Stereotypes about federal employees being lazy paper pushers might fit the agendas of government-hating Neanderthals. The reality, though, is usually far different.
For example, you won't find two more passionate federal employees than Fish Springs National Wildlife Refuge manager Jay Banta and Great Basin National Park's Andy Ferguson. These two men seem to always be on duty and often work weekends and long hours to protect their remote corners in one of the least populated regions in the lower 48 states.
In some ways, the two are the antithesis of straitlaced federal bureaucrats. Banta wears a beard, though it's not as long as it was at one time when it almost reached his waist. I asked him about it once and he laughed, saying "I won't shave until Utah elects a Democrat to Congress." Ferguson has a long Fu Manchu mustache and actually seems to enjoy hanging with the locals.
"One of [Ferguson's] strongest attributes is building support for the park with the local communities," said Lynn Davis, program manager for the Nevada Field Office of the National Parks Conservation Association. "Residents of White Pine County, where the park is located, have not always recognized the intrinsic value of the park. In fact, when the park was created in the '80s, many viewed the park service as the big bad land manager.
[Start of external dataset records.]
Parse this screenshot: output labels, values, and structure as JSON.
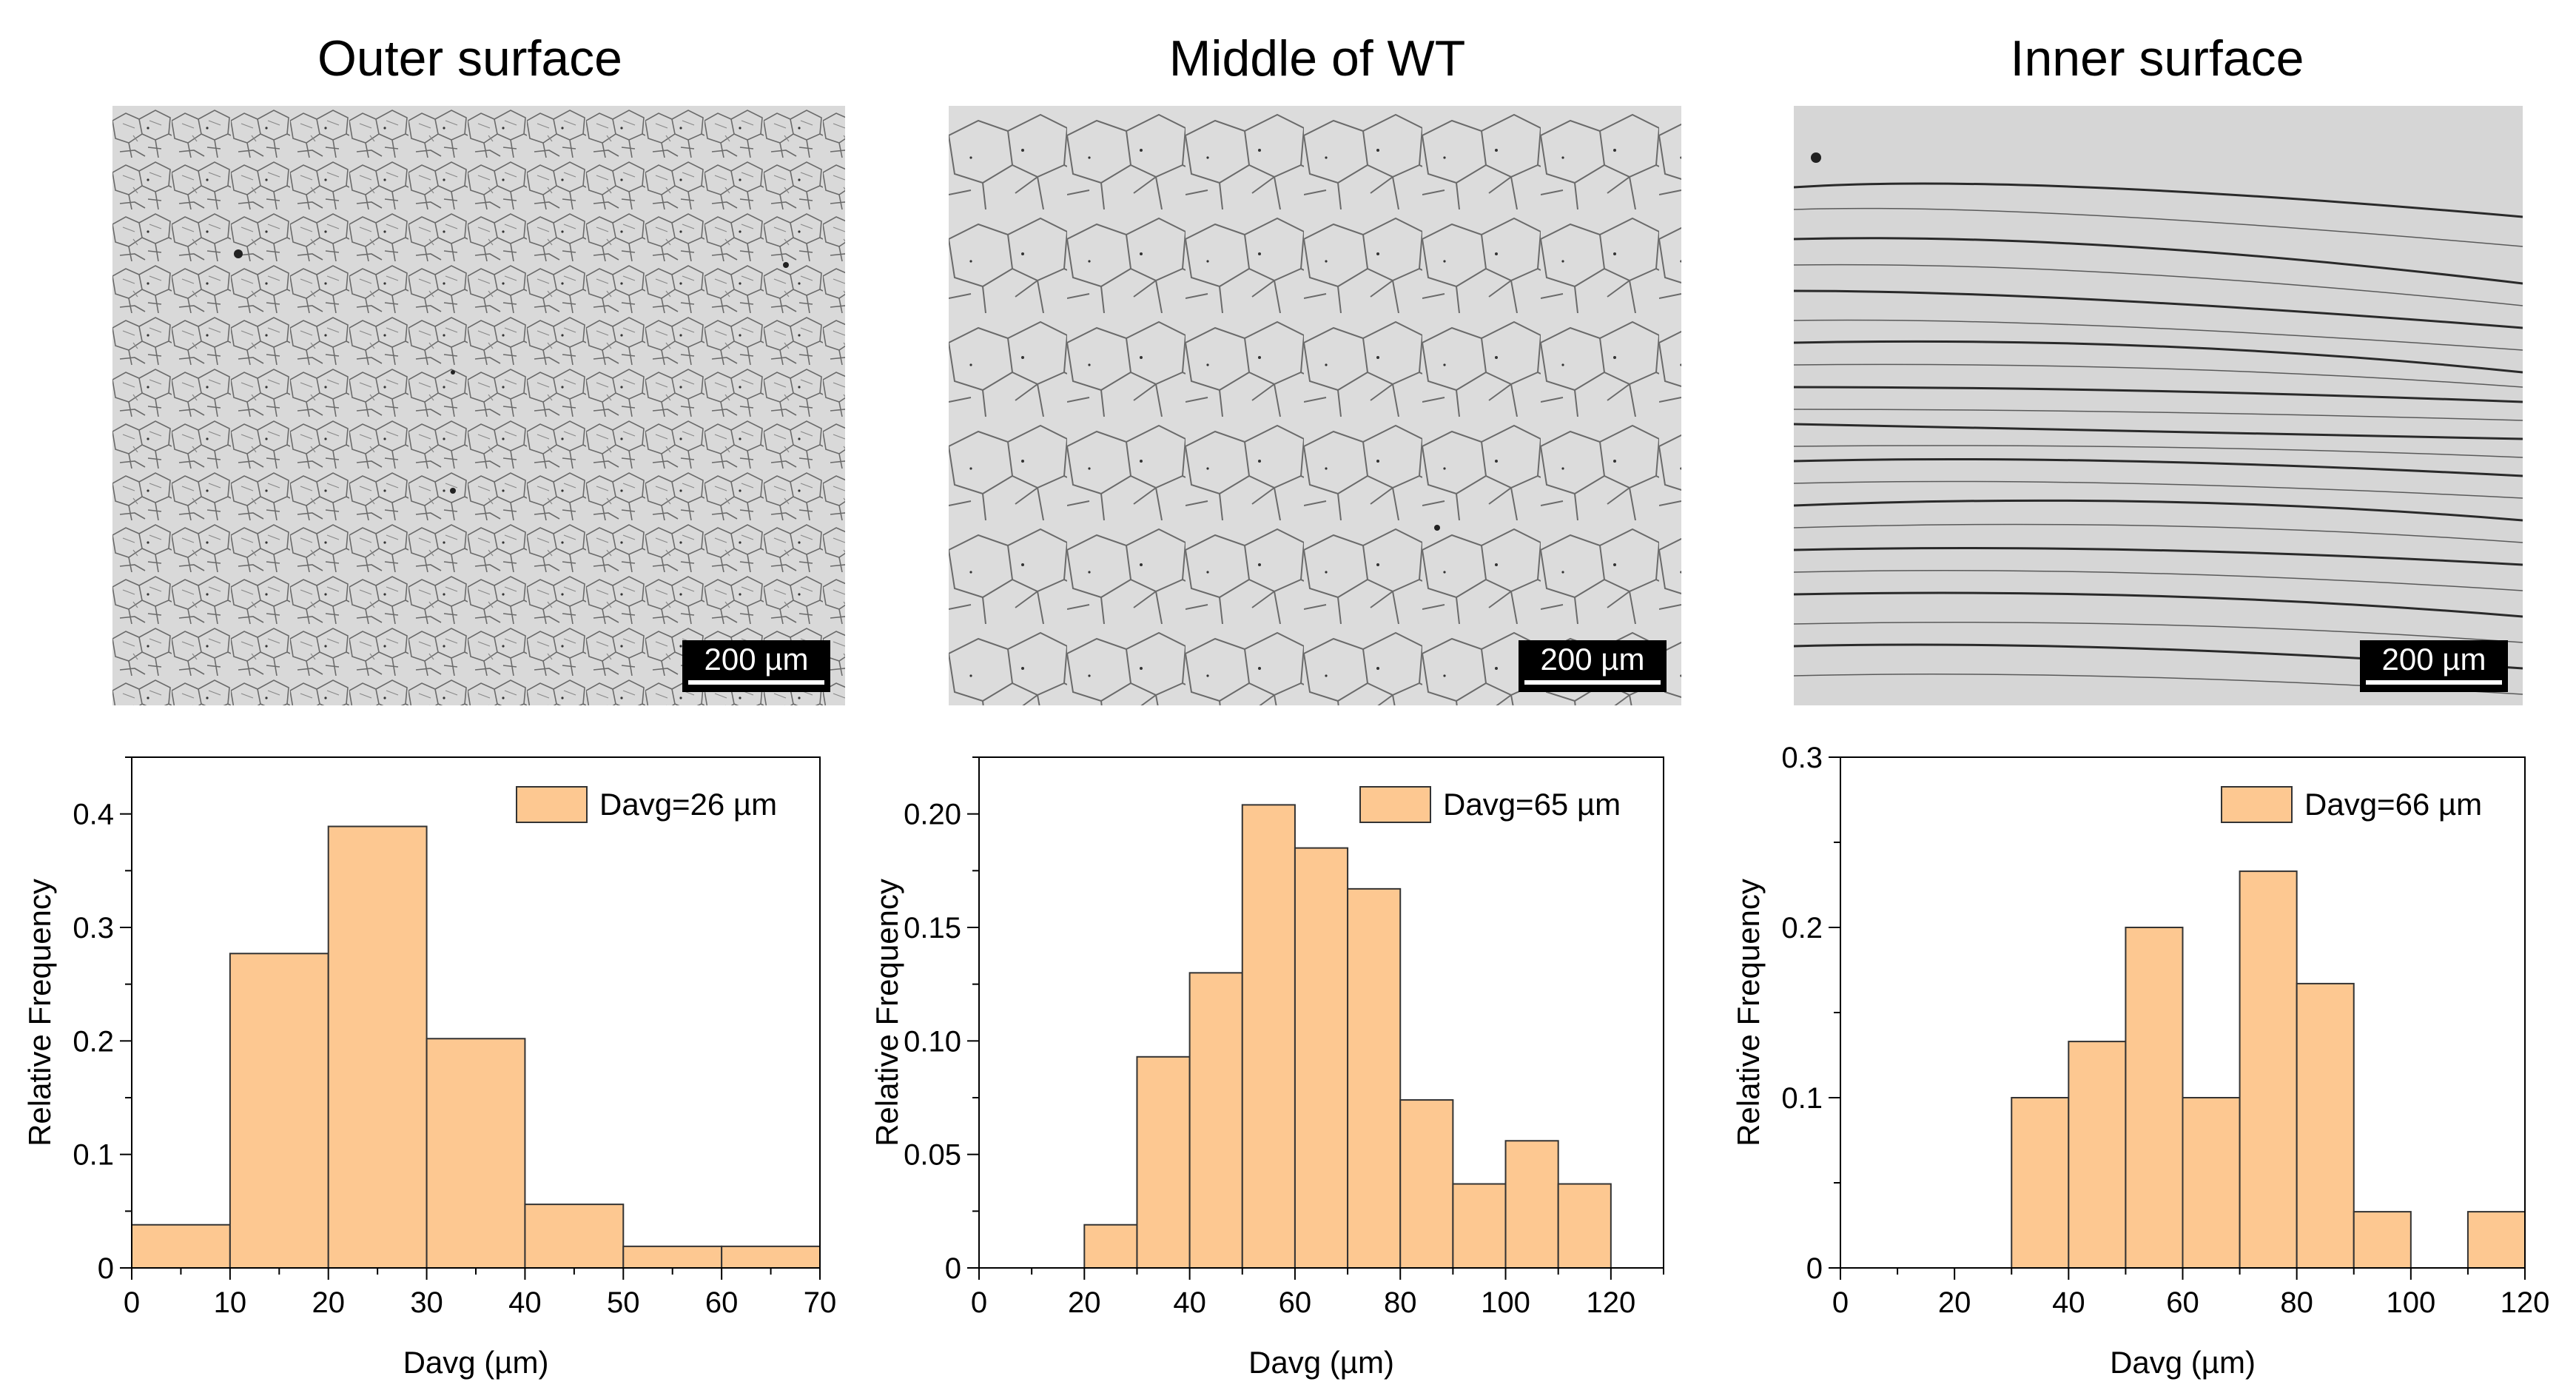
{
  "panels": [
    {
      "title": "Outer surface",
      "scale_bar": "200 µm"
    },
    {
      "title": "Middle of WT",
      "scale_bar": "200 µm"
    },
    {
      "title": "Inner surface",
      "scale_bar": "200 µm"
    }
  ],
  "colors": {
    "bar_fill": "#FDC891",
    "bar_edge": "#333333",
    "micro_bg": "#DADADA",
    "grain_line": "#6a6a6a",
    "band_line": "#2a2a2a"
  },
  "chart_data": [
    {
      "type": "bar",
      "title": "",
      "xlabel": "Davg (µm)",
      "ylabel": "Relative Frequency",
      "legend": "Davg=26 µm",
      "bin_width": 10,
      "bin_starts": [
        0,
        10,
        20,
        30,
        40,
        50,
        60
      ],
      "values": [
        0.038,
        0.277,
        0.389,
        0.202,
        0.056,
        0.019,
        0.019
      ],
      "xlim": [
        0,
        70
      ],
      "ylim": [
        0,
        0.45
      ],
      "xticks": [
        0,
        10,
        20,
        30,
        40,
        50,
        60,
        70
      ],
      "xtick_labels": [
        "0",
        "10",
        "20",
        "30",
        "40",
        "50",
        "60",
        "70"
      ],
      "yticks": [
        0,
        0.1,
        0.2,
        0.3,
        0.4
      ],
      "ytick_labels": [
        "0",
        "0.1",
        "0.2",
        "0.3",
        "0.4"
      ],
      "legend_position": "top-right"
    },
    {
      "type": "bar",
      "title": "",
      "xlabel": "Davg (µm)",
      "ylabel": "Relative Frequency",
      "legend": "Davg=65 µm",
      "bin_width": 10,
      "bin_starts": [
        20,
        30,
        40,
        50,
        60,
        70,
        80,
        90,
        100,
        110
      ],
      "values": [
        0.019,
        0.093,
        0.13,
        0.204,
        0.185,
        0.167,
        0.074,
        0.037,
        0.056,
        0.037
      ],
      "xlim": [
        0,
        130
      ],
      "ylim": [
        0,
        0.225
      ],
      "xticks": [
        0,
        20,
        40,
        60,
        80,
        100,
        120
      ],
      "xtick_labels": [
        "0",
        "20",
        "40",
        "60",
        "80",
        "100",
        "120"
      ],
      "yticks": [
        0,
        0.05,
        0.1,
        0.15,
        0.2
      ],
      "ytick_labels": [
        "0",
        "0.05",
        "0.10",
        "0.15",
        "0.20"
      ],
      "legend_position": "top-right"
    },
    {
      "type": "bar",
      "title": "",
      "xlabel": "Davg (µm)",
      "ylabel": "Relative Frequency",
      "legend": "Davg=66 µm",
      "bin_width": 10,
      "bin_starts": [
        30,
        40,
        50,
        60,
        70,
        80,
        90,
        110
      ],
      "values": [
        0.1,
        0.133,
        0.2,
        0.1,
        0.233,
        0.167,
        0.033,
        0.033
      ],
      "xlim": [
        0,
        120
      ],
      "ylim": [
        0,
        0.3
      ],
      "xticks": [
        0,
        20,
        40,
        60,
        80,
        100,
        120
      ],
      "xtick_labels": [
        "0",
        "20",
        "40",
        "60",
        "80",
        "100",
        "120"
      ],
      "yticks": [
        0,
        0.1,
        0.2,
        0.3
      ],
      "ytick_labels": [
        "0",
        "0.1",
        "0.2",
        "0.3"
      ],
      "legend_position": "top-right"
    }
  ]
}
That sentiment has shifted, and Andy is hugely responsible for that shift."
Perhaps the biggest reason Ferguson and Banta are gaining credibility among rural ranchers and farmers who usually hate the federal government is both have taken a stand against Las Vegas water interests that want to pipe millions of gallons out of the west desert aquifer, which could threaten not only farming and ranching but the existence of Fish Springs and the ecology of the famed Lehman Caves at Great Basin. Banta and Ferguson are not shy about their feelings, even if it means bucking powerful politicians.
"I don't claim to be anything close to a geohydrologist, but given the best professional speculation about the source of our water, I have grave concerns that removing anything close to the volume of water that SNWA [Southern Nevada Water Authority] has applied for would seriously impact the refuge flow," said Banta. "It is my conviction that it would not be a matter of if but rather a matter of when. Water is the very lifeblood of what we strive to do here, and there is simply no way to mitigate for a reduced flow. Until the science of the aquifers and their supply sources is adequately understood, it is a stab in the dark on allocating additional water rights in the Snake Valley to anyone."
Ferguson concurs. He says Las Vegas should not be entitled to take a lion's share of water from a sparsely populated rural area because it has outgrown its local resources.
"We hope to demonstrate by developing the best science-based information our belief that the taking of 50,000 acre-feet of groundwater annually from Snake Valley will adversely impact cave resources and natural systems that have created and maintained the park and the surrounding area for all these years," said Ferguson.
It might be safer for Banta and Ferguson to remain silent rather than anger powerful politicians. But then they would be derelict in doing the job taxpayers pay them to do, which is to protect and preserve two fragile, important and wonderful parts of a world too few appreciate. That's simply not their style, and those of us who love the Great Basin need to thank them for that.